Nick took another mouthful of soup, saying nothing.
“Anyway,” I said, anxious to change the subject again, “we’ve got to move the camel again. The man from Calcutta won’t leave the place alone till he’s got it.”
“Well, maybe it belongs to him,” Nick said. “Have you thought about that? Maybe he’d only trying to get it back because it’s his. Where is it now?”
“Here,” I said, “under the table. Don’t look! Someone might be watching.” Now it was Nick’s turn to look around nervously. I reached over and ate a spoonful of his soup. “I’ve got another note to show you,” I said, licking my lips. “I found it in the storeroom at the printing shop.” I fumbled in my pocket but couldn’t find the note, and I didn’t want to draw attention to it. “I’ll show you it later,” I said, “but I think it must have been sent to Mr. Cramplock. It’s like a — threat.” I tried to remember how the note had begun. “Something like, I don’t appreciate the deceit, and neither do my friends,” I quoted.

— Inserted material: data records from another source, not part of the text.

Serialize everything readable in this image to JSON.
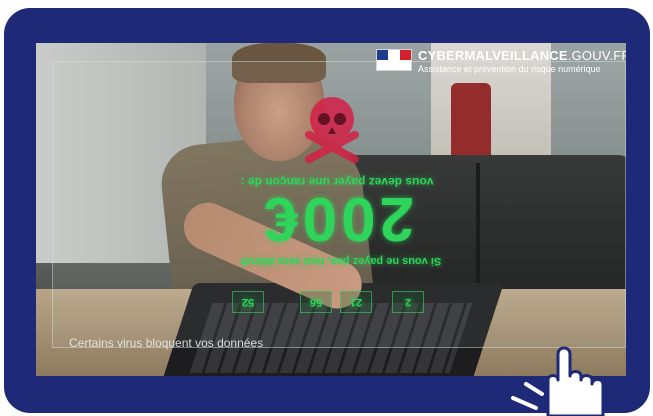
{
  "header": {
    "brand_bold": "CYBERMALVEILLANCE",
    "brand_domain": ".GOUV.FR",
    "tagline": "Assistance et prévention du risque numérique"
  },
  "ransom": {
    "line1": "vous devez payer une rançon de :",
    "amount": "200€",
    "line2": "Si vous ne payez pas, tout sera détruit",
    "counters": [
      "2",
      "21",
      "56",
      "52"
    ]
  },
  "caption": "Certains virus bloquent vos données",
  "icons": [
    "skull-crossbones-icon",
    "pointer-hand-icon",
    "french-flag-icon"
  ],
  "colors": {
    "frame": "#1e2a78",
    "ransom_green": "#2fd45a",
    "skull": "#d42046"
  }
}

Nick grimaced to himself. “So let me get this straight,” he muttered. “You’re being watched by the man from Calcutta, who’s got a deadly snake as a pet, and who lives next door. Someone’s been sending you notes threatening to show you death. And Cramplock’s mixed up in it too, for good measure. This is too close for comfort, Mog. Seems to me you’d be better off staying away from there altogether.”